From: Katharine Thayer (kthayer@pacifier.com)
Date: 12/14/02-02:50:50 AM Z
Jonathan Bailey wrote:
>
> But, I'd like to ask: at what point did it become necessary for artists to
> also be intellectuals??
According to an article in the New Yorker several months ago about a
crisis in the Harvard studio art program, artists started getting more
intellectual when more of them started getting academic degrees, and
it's my personal opinion (and as I recall it was also the opinion of the
writer of the article, and no, it wasn't Jed Perl) that this
intellectualism hasn't served art very well.

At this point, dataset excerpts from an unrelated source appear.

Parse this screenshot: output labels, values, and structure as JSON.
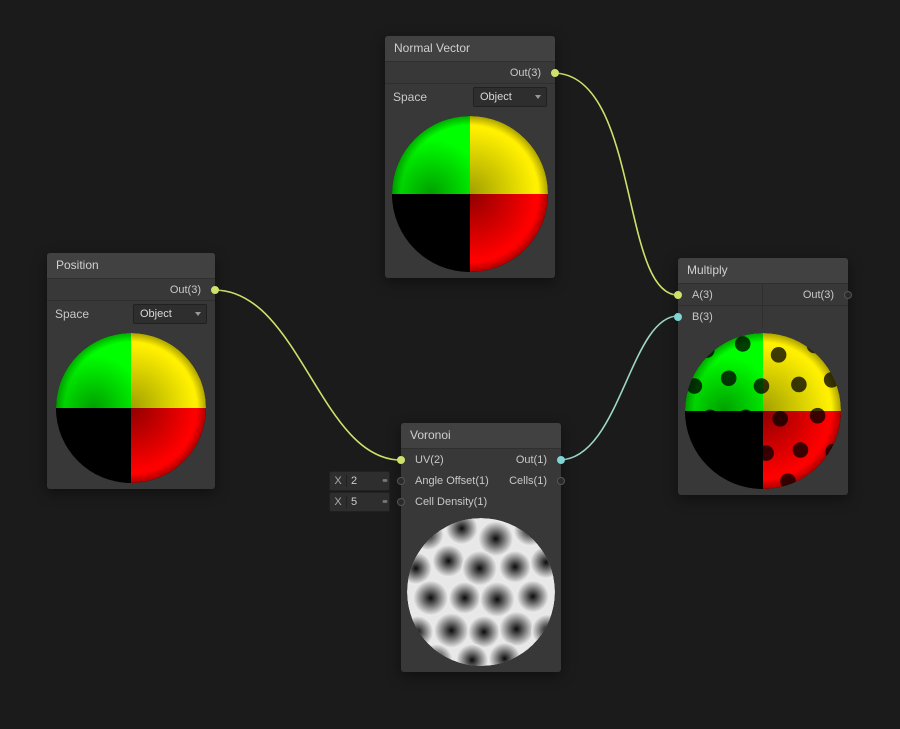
{
  "nodes": {
    "position": {
      "title": "Position",
      "out_label": "Out(3)",
      "space_label": "Space",
      "space_value": "Object"
    },
    "normal": {
      "title": "Normal Vector",
      "out_label": "Out(3)",
      "space_label": "Space",
      "space_value": "Object"
    },
    "voronoi": {
      "title": "Voronoi",
      "in_uv": "UV(2)",
      "in_angle": "Angle Offset(1)",
      "in_density": "Cell Density(1)",
      "out_main": "Out(1)",
      "out_cells": "Cells(1)",
      "float_angle": {
        "prefix": "X",
        "value": "2"
      },
      "float_density": {
        "prefix": "X",
        "value": "5"
      }
    },
    "multiply": {
      "title": "Multiply",
      "in_a": "A(3)",
      "in_b": "B(3)",
      "out_label": "Out(3)"
    }
  }
}
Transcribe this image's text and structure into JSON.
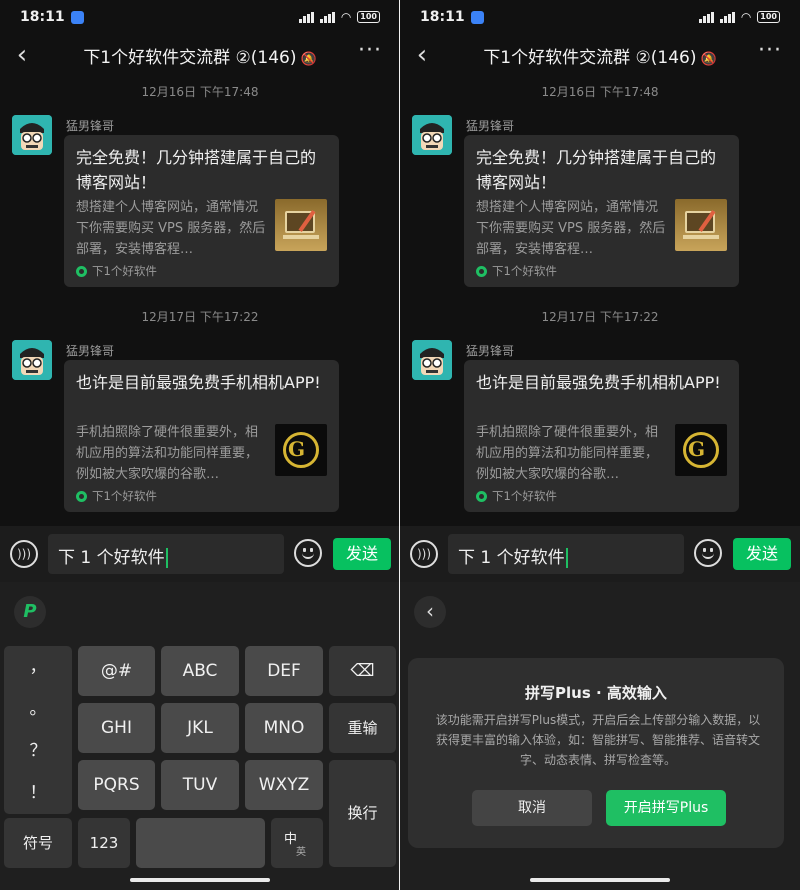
{
  "status": {
    "time": "18:11",
    "battery": "100"
  },
  "header": {
    "title": "下1个好软件交流群 ②(146)"
  },
  "messages": [
    {
      "timestamp": "12月16日 下午17:48",
      "sender": "猛男锋哥",
      "title": "完全免费！几分钟搭建属于自己的博客网站！",
      "desc": "想搭建个人博客网站，通常情况下你需要购买 VPS 服务器，然后部署，安装博客程…",
      "source": "下1个好软件"
    },
    {
      "timestamp": "12月17日 下午17:22",
      "sender": "猛男锋哥",
      "title": "也许是目前最强免费手机相机APP!",
      "desc": "手机拍照除了硬件很重要外，相机应用的算法和功能同样重要，例如被大家吹爆的谷歌…",
      "source": "下1个好软件"
    }
  ],
  "input": {
    "value": "下 1 个好软件",
    "send_label": "发送"
  },
  "keyboard": {
    "punct": [
      "，",
      "。",
      "？",
      "！"
    ],
    "row1": [
      "@#",
      "ABC",
      "DEF"
    ],
    "row2": [
      "GHI",
      "JKL",
      "MNO"
    ],
    "row3": [
      "PQRS",
      "TUV",
      "WXYZ"
    ],
    "reenter": "重输",
    "newline": "换行",
    "symbols": "符号",
    "num": "123",
    "lang_main": "中",
    "lang_sub": "英"
  },
  "dialog": {
    "title": "拼写Plus · 高效输入",
    "body": "该功能需开启拼写Plus模式，开启后会上传部分输入数据，以获得更丰富的输入体验，如：智能拼写、智能推荐、语音转文字、动态表情、拼写检查等。",
    "cancel": "取消",
    "confirm": "开启拼写Plus"
  },
  "colors": {
    "accent": "#07c160",
    "background": "#111111",
    "card": "#2c2c2c"
  }
}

But I'm an intellectual myself, and although I mostly keep art separate
from my intellectual interests, as I've written before, I do have Sontag
in my studio library, and after reading the current article on war
photography, went out into a wild storm to retrieve her so I could see
what the fuss was all about, since I couldn't remember anything about
what she had to say in her essays one way or another. (In contrast, my
copies of Robert Adams' books of essays are worn and written all over
from many sessions of re-reading and writing comments in the margins,
and I could quote at least half a dozen passages sight unseen.)
But try as I might, I couldn't stay interested long enough to read even
one essay all the way through.
I think the crucial difference between Sontag and Robert Adams, for me,
is that Adams is a working photographer, as is/was? Szarkowski, and
that's what makes their writing worth reading.